Saint Vincent Indianapolis Hospital v. Kathleen Sebelius

134 F. Supp. 3d 238, 2015 U.S. Dist. LEXIS 131323
CourtDistrict Court, District of Columbia
DecidedSeptember 29, 2015
DocketCivil Action No. 2013-1768
StatusPublished

This text of 134 F. Supp. 3d 238 (Saint Vincent Indianapolis Hospital v. Kathleen Sebelius) is published on Counsel Stack Legal Research, covering District Court, District of Columbia primary law. Counsel Stack provides free access to over 12 million legal documents including statutes, case law, regulations, and constitutions.

Bluebook
Saint Vincent Indianapolis Hospital v. Kathleen Sebelius, 134 F. Supp. 3d 238, 2015 U.S. Dist. LEXIS 131323 (D.D.C. 2015).

Opinion

MEMORANDUM OPINION

Royce C. Lamberth, United States District Judge

Plaintiff Saint Vincent Hospital and Health Care Center, Inc., (“plaintiff’) filed suit against Defendant Kathleen Sebelius, Secretary of the Department of Health and Human Services (“defendant”), alleging agency error in limiting the scope of administrative review to issues identified by providers in cost reports under the Medicare program established by Title XVIII of the Social Security Act, as amended. Compl., ECF No. 1. Defendant filed an answer, generally denying all factual allegations and referring the Court to statute and relevant case law for interpretations of legal points raised in the com *239 plaint: Answer, ECF No. 11. Plaintiff then filed this motion for Summary Judgment. Mot. Summ. J., ECF No. 17. Defendant filed a cross motion for summary judgment and memorandum in support of summary judgment and in opposition to plaintiffs motion for summary judgment. Cross-Mot. Summ. J., ECF No. 18, Mem. Supp. Mot. Summ. J Opp’n Pl.’s Mot. Summ. J., ECF No. 18-1. Plaintiff then filed a reply in opposition. Reply Opp’n Mot. Summ. J., ECF No. 20. Lastly, defendant filed a reply. Reply Opp’n. Mot. Summ. J. Combined Opp’n. Pl.’s Mot. Summ. J., ECF No. 23.

I. BACKGROUND

Plaintiff filed suit appealing the decisions of the Provider Reimbursement Review Board (“PRRB”) under 42 U.S.C. § 1395oo. Compl., ECF No. 1. Specifically, plaintiff alleges that the PRRB has improperly limited the scope of administrative review to several issues that plaintiff raised with regard to its fiscal year 1999 Medicare reimbursement. Id. Throughout the administrative appeal process, plaintiff raised six issues 1 , the procedural history of which is outlined in the complaint. Id. Ultimately, the PRRB ruled that plaintiff had not adequately established the dissatisfaction element required under § 1395oo(a) for the first three issues. Id. The PRRB further found that the second three issues were not timely added to the appeal and therefore were not preserved for stand-alone appeal. Id.

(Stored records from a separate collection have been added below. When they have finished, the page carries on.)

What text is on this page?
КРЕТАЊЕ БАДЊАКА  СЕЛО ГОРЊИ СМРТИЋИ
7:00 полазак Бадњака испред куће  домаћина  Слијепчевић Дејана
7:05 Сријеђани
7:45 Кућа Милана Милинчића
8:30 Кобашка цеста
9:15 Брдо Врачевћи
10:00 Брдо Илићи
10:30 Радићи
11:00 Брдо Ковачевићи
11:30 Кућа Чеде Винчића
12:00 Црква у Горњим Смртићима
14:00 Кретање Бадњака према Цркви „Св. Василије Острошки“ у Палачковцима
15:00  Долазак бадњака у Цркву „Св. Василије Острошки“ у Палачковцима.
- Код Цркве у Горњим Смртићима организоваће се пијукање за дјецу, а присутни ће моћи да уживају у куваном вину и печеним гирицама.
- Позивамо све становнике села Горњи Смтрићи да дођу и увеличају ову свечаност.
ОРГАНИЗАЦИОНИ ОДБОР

Plaintiff requests the Court find that plaintiff met the dissatisfaction requirement under § 1395oo(a), that the amount in controversy is $10,000 or more, that plaintiff timely filed a request for hearing before the PRRB, that plaintiff is entitled to a hearing before the PRRB with respect to the fiscal year 1999 program reimbursement, and that the PRRB has jurisdiction over all issues raised by plaintiff. Id.

Defendant generally and specifically denies all conclusions of law and most statements of fact advanced by plaintiff in its answer. Answer, ECF No. 11. Defendant further asserts that the Court’s subject matter jurisdiction is limited to review of any final agency actions within the scope of § 1395oo(f)(l) and that the complaint fails to state a claim upon which relief can be granted. Answer, ECF No. 11 at 1.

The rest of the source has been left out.